After watching library funding dry up and multiple levies fail, , 55, decided he wanted to help solve underlying county government problems that surfaced with the library.

Olney, the executive director of the Jackson County Library Foundation, said the library was symbolic of county commissioners' indecision and lack of vision.

"I'm seeing the county government just fail miserably at doing things that I consider common sense &

accountability, transparency in government, responding to the needs of the people," he said. "I don't see that happening."

To increase transparency and public involvement, he would like to see meetings held at night and in cities other than Medford more often, with the minutes posted online afterward for all to see, he said. He also wants to expand the county budget committee beyond its current six members, including the three commissioners.

"We have to monitor our budgets better," he said, noting he didn't see why the county couldn't keep the libraries open with a $273 million budget.

"We have to get more citizens involved, and non-partisan too," he said.

Olney's career has included government, nonprofit and education work. After earning a master's degree in public administration, he worked for the Oregon Legislative Assembly performing audits of state agencies, then as executive director of Associated Builders and Contractors, a statewide agency. He has taught university classes since 1994, moving online in 2000. Through his nonprofit and education work, Olney says he's learned how to gather input from all sides of an issue, a strategy he would like to see the board of commissioners adopt.

In the discussions he's had so far, high property taxes top the list of voter concerns, he said.

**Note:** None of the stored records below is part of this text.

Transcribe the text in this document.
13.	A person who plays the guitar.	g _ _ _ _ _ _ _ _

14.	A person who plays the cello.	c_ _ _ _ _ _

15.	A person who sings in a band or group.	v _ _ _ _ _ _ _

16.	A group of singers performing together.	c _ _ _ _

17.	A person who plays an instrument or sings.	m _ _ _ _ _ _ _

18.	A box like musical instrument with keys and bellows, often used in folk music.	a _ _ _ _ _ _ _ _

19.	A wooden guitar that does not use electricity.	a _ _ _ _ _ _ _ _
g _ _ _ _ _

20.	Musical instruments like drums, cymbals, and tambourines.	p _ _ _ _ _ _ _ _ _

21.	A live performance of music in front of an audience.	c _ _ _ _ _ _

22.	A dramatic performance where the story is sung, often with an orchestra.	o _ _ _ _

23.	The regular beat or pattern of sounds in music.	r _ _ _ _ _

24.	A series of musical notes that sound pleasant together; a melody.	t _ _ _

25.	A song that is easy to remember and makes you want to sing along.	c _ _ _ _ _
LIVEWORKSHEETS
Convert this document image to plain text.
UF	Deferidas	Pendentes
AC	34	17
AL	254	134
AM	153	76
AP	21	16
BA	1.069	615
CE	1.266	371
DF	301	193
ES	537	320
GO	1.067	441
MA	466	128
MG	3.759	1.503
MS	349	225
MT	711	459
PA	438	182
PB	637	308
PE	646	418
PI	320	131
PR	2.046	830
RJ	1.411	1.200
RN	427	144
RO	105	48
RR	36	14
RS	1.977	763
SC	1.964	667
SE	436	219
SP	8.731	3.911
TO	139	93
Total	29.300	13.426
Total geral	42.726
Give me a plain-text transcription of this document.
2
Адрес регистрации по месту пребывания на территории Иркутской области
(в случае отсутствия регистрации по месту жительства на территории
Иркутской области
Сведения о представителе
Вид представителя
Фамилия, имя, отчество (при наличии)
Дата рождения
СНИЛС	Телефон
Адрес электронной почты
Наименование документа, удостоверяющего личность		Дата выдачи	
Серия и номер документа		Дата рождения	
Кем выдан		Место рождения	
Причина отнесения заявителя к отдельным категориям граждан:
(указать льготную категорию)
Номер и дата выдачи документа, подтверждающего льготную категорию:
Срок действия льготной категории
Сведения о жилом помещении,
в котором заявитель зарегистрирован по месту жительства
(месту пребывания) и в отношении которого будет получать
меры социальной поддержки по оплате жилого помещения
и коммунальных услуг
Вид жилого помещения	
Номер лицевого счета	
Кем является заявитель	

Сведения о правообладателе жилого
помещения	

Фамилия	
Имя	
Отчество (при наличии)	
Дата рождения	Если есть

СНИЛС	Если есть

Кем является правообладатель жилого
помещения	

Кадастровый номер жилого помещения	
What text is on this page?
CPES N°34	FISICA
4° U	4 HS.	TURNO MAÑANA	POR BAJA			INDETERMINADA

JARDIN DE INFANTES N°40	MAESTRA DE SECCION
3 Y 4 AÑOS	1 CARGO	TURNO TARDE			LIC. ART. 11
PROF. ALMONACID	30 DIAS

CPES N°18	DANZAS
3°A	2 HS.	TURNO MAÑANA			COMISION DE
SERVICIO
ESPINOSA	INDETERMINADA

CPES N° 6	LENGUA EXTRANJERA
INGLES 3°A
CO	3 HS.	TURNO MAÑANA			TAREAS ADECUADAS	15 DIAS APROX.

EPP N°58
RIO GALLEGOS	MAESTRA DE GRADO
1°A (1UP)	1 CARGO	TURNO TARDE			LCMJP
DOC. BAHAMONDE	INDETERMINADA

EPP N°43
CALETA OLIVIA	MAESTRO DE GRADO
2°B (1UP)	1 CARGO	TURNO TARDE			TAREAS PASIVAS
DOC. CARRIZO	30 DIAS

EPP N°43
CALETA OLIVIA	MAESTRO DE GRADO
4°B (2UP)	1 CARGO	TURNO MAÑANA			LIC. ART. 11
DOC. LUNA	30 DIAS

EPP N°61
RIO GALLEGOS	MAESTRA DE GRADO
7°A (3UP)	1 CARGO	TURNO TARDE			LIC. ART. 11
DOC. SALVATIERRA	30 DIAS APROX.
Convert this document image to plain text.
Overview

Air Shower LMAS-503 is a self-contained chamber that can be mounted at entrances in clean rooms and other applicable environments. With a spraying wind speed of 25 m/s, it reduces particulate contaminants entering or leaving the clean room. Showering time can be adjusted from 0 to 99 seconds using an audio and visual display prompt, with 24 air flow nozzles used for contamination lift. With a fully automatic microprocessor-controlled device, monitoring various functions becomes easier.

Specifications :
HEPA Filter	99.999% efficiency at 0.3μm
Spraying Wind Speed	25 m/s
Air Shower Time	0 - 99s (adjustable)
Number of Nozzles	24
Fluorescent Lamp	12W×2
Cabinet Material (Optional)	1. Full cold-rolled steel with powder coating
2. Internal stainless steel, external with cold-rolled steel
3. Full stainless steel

To enhance economic development and keep taxes down, he would like the county to take a more supportive stance on education, affordable housing and attracting business.

"We can keep attracting the tourists, and we can try to attract business, but if we don't have the personnel to work with them, we don't go anywhere," he said, adding that businesses require an educated workforce that can afford to live in the area.

He is a member of the Southern Oregon Regional Economic Development, Inc. marketing committee, which encourages Bay Area businesses to expand or relocate to Jackson County, and as a commissioner, he would join in that work, he said.

Olney, who sailed from Oregon to Key West on a solar-powered boat before moving to Ashland in 2004, said he also wants to see more emphasis on sustainability and environmental issues. He would propose requiring new residential and commercial developments to use some sort of alternative energy or justify why they aren't doing so, he said, and he wants to see more resolution of the controversy around Bureau of Land Management forests.

"If I'm there, I'm going to lead that discussion and get people to sit at the table and tell me why you can't agree on anything," he said. "We have to do some harvesting to generate some money for the wood industry. We want to keep those jobs, we want to keep as many of those factories here, but we don't want to compromise our forest land."

Although he said he would not take a uniquely Ashland approach to the commission, the city does offer an attitude that could be applied to the entire county in solving problems.

"Everybody is talking to people about issues that matter to them, and they're trying to come to some kind of consensus," he said. "It's the conversation we're not having countywide that we have in Ashland on a regular basis, and that's what we've got to have."